The actual pattern of repatriations observed after enactment of the American Jobs Creation Act
validated the short-run economic prediction. According to the Internal Revenue Service, 843 of
the roughly 9,700 eligible corporations took advantage of the deduction.
  This sub-set of eligible
corporations repatriated $312 billion in qualified earnings and created total deductions of $265
billion. Using the most recent year of data available, the data suggest that approximately one-third
of all offshore earnings were repatriated in the tax year after enactment. As way of comparison,
base dividends for the same corporations total approximately $34 billion and suggest a normal
repatriation rate of little more than 4%. Thus, not controlling for other factors, the rate reduction
resulted in a greater-than eight-fold increase in repatriations.
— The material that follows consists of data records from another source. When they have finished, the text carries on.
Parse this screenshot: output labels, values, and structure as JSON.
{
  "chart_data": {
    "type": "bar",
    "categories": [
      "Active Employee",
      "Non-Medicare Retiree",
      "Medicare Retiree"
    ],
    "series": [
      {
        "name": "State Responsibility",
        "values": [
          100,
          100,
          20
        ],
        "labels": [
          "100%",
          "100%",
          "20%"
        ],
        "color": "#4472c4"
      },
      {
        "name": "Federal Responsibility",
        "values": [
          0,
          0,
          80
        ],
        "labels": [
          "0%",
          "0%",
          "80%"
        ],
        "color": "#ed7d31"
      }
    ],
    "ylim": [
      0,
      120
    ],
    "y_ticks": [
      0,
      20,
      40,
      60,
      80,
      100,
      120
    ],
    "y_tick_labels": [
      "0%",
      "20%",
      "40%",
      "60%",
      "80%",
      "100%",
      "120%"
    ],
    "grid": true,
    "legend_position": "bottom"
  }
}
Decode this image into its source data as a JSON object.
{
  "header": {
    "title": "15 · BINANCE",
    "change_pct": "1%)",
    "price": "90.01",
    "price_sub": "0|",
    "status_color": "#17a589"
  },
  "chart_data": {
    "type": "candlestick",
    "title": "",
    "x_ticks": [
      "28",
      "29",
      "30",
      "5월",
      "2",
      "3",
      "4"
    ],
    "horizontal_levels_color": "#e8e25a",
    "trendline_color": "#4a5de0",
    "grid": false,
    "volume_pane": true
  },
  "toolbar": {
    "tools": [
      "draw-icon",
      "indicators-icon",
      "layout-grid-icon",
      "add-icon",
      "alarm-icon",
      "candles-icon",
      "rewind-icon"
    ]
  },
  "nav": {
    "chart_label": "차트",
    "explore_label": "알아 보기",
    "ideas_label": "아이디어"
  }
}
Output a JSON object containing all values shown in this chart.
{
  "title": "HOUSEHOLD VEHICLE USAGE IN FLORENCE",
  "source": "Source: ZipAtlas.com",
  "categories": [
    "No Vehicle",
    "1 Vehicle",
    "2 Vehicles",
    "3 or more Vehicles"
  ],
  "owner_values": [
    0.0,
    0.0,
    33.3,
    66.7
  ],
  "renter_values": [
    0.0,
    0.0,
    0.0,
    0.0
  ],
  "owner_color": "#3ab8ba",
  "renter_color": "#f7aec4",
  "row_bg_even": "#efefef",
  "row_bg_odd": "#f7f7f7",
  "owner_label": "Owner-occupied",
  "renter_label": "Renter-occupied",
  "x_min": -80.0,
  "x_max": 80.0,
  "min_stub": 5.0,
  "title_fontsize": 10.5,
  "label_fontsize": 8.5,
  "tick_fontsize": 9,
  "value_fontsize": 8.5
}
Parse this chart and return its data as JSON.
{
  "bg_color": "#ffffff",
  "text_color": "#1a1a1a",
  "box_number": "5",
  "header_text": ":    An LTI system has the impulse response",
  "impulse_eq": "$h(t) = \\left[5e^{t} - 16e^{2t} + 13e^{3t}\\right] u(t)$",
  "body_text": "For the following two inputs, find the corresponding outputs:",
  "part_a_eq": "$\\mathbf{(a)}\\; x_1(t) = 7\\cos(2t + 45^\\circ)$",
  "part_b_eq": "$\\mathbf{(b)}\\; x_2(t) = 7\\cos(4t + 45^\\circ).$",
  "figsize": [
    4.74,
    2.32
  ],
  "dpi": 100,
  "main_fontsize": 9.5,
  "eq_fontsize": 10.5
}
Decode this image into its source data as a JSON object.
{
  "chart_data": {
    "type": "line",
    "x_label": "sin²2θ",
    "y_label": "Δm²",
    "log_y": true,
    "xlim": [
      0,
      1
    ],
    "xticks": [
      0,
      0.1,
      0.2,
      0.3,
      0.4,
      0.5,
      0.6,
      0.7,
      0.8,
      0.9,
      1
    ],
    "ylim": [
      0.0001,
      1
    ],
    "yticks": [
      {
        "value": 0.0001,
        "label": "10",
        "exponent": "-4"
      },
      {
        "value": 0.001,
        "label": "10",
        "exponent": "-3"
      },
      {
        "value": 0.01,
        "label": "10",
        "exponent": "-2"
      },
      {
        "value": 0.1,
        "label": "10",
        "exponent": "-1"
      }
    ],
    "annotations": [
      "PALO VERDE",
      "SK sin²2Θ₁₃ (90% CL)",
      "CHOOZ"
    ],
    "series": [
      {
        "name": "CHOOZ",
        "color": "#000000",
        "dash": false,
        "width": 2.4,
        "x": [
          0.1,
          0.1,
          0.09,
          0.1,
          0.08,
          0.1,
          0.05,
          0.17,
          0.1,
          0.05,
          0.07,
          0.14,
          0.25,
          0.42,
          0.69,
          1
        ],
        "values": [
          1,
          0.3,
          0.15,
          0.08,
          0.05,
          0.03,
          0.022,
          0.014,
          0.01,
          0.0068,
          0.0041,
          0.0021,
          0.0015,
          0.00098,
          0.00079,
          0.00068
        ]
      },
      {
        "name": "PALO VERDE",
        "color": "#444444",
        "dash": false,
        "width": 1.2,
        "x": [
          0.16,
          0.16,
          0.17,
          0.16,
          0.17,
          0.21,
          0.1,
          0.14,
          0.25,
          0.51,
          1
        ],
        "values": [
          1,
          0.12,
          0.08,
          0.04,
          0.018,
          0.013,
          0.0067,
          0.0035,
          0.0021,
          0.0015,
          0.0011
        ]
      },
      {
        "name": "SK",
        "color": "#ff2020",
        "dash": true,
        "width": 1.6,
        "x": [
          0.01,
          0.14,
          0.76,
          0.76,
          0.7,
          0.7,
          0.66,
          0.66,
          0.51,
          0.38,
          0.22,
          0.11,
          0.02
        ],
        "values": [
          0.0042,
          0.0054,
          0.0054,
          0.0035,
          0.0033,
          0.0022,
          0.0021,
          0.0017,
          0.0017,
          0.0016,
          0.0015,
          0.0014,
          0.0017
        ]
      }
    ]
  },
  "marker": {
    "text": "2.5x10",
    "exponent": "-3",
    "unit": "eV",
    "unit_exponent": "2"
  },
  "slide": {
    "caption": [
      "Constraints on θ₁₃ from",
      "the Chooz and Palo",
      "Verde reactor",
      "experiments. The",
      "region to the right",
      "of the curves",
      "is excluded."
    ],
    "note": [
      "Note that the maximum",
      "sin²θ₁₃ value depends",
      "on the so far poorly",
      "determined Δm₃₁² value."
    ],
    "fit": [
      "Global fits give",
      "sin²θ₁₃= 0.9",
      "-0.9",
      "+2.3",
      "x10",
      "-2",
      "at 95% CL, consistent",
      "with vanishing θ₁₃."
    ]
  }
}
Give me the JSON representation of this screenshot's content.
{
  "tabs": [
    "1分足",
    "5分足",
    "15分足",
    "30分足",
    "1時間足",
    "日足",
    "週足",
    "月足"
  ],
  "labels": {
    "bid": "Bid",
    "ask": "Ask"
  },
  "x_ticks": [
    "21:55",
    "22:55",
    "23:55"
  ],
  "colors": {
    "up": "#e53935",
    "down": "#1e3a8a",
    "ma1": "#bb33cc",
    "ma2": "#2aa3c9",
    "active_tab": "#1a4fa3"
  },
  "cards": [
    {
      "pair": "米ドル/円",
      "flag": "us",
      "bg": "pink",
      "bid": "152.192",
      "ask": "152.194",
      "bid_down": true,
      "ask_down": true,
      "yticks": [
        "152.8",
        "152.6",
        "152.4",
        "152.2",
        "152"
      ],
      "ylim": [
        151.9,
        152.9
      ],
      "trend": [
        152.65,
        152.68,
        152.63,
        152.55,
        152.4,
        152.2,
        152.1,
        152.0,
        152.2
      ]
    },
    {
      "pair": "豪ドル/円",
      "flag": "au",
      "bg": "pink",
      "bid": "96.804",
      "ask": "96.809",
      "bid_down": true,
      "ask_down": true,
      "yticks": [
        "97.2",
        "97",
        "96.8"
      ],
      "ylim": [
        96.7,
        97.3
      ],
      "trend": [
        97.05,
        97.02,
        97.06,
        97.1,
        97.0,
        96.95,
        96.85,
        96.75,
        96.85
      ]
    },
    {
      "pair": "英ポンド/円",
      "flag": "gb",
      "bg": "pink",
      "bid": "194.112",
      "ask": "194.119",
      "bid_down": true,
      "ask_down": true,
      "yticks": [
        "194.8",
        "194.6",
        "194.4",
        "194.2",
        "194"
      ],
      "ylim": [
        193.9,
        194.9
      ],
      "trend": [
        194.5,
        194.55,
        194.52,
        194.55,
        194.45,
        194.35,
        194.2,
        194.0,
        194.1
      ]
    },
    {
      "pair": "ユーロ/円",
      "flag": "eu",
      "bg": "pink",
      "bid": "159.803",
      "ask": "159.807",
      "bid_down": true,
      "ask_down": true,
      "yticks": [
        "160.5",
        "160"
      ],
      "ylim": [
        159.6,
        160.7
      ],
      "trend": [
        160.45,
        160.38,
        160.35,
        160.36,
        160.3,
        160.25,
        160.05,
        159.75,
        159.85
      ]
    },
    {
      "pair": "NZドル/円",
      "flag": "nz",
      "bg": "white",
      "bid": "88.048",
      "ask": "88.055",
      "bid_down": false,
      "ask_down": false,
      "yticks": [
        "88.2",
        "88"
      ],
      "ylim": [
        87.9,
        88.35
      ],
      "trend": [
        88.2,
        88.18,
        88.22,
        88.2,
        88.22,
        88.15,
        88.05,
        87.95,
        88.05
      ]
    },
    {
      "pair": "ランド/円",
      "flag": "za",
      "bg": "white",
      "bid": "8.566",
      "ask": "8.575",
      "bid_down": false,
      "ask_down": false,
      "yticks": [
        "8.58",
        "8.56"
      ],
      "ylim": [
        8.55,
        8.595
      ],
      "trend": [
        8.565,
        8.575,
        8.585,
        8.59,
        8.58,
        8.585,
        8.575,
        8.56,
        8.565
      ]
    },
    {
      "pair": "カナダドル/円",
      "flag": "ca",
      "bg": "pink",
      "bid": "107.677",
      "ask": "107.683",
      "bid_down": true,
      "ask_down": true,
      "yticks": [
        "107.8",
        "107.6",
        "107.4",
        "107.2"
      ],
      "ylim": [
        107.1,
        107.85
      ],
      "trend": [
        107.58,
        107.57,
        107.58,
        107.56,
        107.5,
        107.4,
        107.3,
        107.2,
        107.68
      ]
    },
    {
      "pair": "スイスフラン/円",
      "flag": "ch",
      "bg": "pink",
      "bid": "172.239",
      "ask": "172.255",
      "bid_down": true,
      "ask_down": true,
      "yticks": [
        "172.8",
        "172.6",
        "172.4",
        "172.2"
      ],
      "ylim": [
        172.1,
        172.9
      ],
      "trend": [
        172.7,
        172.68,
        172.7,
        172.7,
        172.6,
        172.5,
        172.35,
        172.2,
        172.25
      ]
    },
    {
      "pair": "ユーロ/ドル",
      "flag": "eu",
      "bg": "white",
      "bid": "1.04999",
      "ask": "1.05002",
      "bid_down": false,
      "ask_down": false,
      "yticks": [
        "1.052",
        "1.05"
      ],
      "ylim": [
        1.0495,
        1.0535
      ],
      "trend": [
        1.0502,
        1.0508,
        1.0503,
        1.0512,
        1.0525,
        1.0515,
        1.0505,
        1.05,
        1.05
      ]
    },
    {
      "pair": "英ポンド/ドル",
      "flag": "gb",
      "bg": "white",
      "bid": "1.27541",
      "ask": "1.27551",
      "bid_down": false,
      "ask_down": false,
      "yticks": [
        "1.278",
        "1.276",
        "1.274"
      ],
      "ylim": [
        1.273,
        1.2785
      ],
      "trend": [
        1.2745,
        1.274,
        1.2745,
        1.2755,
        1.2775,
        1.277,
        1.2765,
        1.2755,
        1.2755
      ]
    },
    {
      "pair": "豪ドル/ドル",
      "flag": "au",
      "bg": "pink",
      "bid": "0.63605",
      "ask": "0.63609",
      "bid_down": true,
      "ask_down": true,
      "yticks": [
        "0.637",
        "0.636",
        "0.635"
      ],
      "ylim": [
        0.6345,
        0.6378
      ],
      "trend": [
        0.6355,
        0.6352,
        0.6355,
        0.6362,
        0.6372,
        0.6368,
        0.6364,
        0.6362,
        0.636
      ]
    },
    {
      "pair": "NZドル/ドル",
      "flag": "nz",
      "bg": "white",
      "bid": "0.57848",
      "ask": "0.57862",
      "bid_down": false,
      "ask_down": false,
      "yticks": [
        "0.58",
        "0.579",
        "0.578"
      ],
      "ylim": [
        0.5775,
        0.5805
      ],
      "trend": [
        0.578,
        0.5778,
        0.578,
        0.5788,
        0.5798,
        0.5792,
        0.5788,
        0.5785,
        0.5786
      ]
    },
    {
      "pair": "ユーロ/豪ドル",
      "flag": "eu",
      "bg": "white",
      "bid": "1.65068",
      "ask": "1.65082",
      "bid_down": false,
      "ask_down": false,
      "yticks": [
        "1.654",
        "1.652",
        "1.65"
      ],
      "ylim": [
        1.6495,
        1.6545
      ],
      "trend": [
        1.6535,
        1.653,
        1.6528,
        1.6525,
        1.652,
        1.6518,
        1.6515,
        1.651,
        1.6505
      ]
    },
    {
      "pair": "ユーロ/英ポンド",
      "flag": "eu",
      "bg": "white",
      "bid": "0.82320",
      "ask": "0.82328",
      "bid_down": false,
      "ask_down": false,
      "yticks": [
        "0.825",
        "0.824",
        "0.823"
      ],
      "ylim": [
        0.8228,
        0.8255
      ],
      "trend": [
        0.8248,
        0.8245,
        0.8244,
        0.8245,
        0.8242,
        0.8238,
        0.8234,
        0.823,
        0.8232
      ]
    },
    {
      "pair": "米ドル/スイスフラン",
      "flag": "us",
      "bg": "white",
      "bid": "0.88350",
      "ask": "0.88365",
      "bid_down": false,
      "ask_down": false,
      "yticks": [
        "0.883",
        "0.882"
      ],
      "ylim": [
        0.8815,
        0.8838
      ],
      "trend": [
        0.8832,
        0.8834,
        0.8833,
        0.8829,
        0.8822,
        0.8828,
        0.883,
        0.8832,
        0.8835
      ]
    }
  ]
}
The IRS study of the provision, cited above, provided information on the recipients. The benefits
of the repatriation provision are not evenly spread across industries. The pharmaceutical and
medicine industry accounted for $99 billion in repatriations or 32% of the total. The computer
and electronic equipment industry accounted for $58 billion or 18% of the total. Thus these two
industries accounted for half of the repatriations.
Most of the dividends were repatriated from low
tax countries or tax havens.

The benefits were also highly concentrated in a few firms. According to a recent study, five firms
(Pfizer, Merck, Hewlett-Packard, Johnson & Johnson, and IBM) are responsible for $88 billion,
over a quarter (28%) of total repatriations.  The top 10 firms (adding Schering-Plough, Du Pont,
Bristol-Myers Squibb, Eli Lilly, and PepsiCo) accounted for 42%.
The top 15 (adding Procter and
Gamble, Intel, Coca-Cola, Altria, and Motorola), accounted for over half (52%).